On their wedding day he betrays a tenderness immediately turned off with a characteristically brutal crack—perhaps, as she half-hints, from shame at having momentarily let slip his facade of 'jolly rough fun.' From the start he sets himself to test her for signs of physical cowardice ("You hired out to be tough, didn't you ?"), or goad her by his attentions to other women who hoped to become the fifth Mrs Ernest Hemingway. He displays a horror of intimacy amounting almost to phobia. He calls her kitten (once 'my brother-kitten'), and tells an imaginary reporter: 'Miss Mary is a boy.' At other times he casts himself as a wilfully provoking son, until the repeated pattern of tantrums, violence and ultimatums ends in her packing her suitcases and his coaxing her with promises of reform ('I want to be a good boy.') She seems perfectly willing to play the maternal part ('you said so often that your chief desire was to be GOOD and adult, I believed you . . .' she wrote when he was well into his fifties), and indeed baby talk seems always to provide the medium of their most relaxed exchanges.

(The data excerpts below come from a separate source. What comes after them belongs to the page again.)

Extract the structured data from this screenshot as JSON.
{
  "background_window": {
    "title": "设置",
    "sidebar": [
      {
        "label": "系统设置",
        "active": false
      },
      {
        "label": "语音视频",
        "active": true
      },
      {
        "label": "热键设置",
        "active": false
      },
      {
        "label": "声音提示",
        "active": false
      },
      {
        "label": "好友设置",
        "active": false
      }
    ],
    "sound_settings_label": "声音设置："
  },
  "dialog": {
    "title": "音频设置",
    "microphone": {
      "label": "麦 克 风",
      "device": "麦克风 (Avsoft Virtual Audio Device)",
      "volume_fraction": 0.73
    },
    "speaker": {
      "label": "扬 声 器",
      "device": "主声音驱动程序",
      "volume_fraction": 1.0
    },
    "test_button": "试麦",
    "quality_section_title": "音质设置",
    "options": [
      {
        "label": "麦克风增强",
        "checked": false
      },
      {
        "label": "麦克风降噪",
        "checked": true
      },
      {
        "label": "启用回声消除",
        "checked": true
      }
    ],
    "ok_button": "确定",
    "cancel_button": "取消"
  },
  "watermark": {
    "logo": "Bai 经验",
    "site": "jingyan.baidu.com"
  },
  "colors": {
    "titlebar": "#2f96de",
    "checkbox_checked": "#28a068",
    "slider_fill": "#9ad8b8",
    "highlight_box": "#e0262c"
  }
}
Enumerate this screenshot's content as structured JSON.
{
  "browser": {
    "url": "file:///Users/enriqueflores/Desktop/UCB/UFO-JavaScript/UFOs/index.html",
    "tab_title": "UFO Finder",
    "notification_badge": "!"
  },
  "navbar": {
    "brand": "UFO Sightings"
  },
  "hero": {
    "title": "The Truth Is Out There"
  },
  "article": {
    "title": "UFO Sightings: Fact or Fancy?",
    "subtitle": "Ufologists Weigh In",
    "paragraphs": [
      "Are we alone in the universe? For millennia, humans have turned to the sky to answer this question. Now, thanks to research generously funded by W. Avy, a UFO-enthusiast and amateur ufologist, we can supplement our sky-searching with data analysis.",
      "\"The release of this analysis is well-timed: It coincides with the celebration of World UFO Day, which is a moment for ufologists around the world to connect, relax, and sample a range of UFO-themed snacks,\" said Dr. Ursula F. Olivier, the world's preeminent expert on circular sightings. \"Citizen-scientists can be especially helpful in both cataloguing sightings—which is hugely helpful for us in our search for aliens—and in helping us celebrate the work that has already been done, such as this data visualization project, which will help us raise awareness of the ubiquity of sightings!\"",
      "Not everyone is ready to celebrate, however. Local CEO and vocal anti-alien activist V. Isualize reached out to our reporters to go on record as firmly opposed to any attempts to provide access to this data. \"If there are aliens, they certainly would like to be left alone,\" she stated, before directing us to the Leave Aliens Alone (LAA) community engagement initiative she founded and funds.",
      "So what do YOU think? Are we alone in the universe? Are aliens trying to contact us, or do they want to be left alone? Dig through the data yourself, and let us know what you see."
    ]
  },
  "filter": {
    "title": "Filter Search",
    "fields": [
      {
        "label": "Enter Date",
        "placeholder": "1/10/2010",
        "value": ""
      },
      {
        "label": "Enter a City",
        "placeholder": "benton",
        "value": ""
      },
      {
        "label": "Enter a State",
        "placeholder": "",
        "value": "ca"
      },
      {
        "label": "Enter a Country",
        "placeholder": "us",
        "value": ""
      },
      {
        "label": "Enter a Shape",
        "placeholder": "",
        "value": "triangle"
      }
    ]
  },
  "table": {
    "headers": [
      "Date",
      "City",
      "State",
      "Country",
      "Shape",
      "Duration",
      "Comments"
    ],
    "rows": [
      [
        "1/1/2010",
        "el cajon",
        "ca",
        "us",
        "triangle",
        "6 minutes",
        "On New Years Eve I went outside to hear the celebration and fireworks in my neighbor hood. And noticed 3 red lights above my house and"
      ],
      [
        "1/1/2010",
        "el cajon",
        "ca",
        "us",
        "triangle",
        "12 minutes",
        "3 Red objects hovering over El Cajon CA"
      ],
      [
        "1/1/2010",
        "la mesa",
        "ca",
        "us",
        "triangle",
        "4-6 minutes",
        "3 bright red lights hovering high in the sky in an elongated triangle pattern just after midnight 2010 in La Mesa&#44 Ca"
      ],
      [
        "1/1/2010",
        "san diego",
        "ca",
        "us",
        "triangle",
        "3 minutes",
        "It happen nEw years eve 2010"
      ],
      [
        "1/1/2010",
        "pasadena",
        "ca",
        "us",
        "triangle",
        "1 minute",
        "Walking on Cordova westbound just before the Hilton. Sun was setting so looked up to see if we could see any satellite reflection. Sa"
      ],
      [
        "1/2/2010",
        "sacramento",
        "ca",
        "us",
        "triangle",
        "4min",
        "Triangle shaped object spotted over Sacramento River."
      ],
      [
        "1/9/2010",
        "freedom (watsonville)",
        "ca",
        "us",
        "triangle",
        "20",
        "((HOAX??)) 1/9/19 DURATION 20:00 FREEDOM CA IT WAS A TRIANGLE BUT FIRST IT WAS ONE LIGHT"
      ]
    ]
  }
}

The relationship, in short, comes too close for comfort to Wendy's with Peter Pan, in this case a Peter Pan imprisoned in a hairy adult body as he might have been in fact rather than in Barrie's romantic fiction. Their happiest moments come either while hunting big game in Africa, or at home with their domestic cats—though even here there are danger points, as when Hemingway said coldly of a tom who bestowed favours on his wife: 'He hates wimmies really. It was a wimmey who sent him to have his balls off.' All in all, one can't help wondering what on earth the fans will make of this strange book in America and Russia.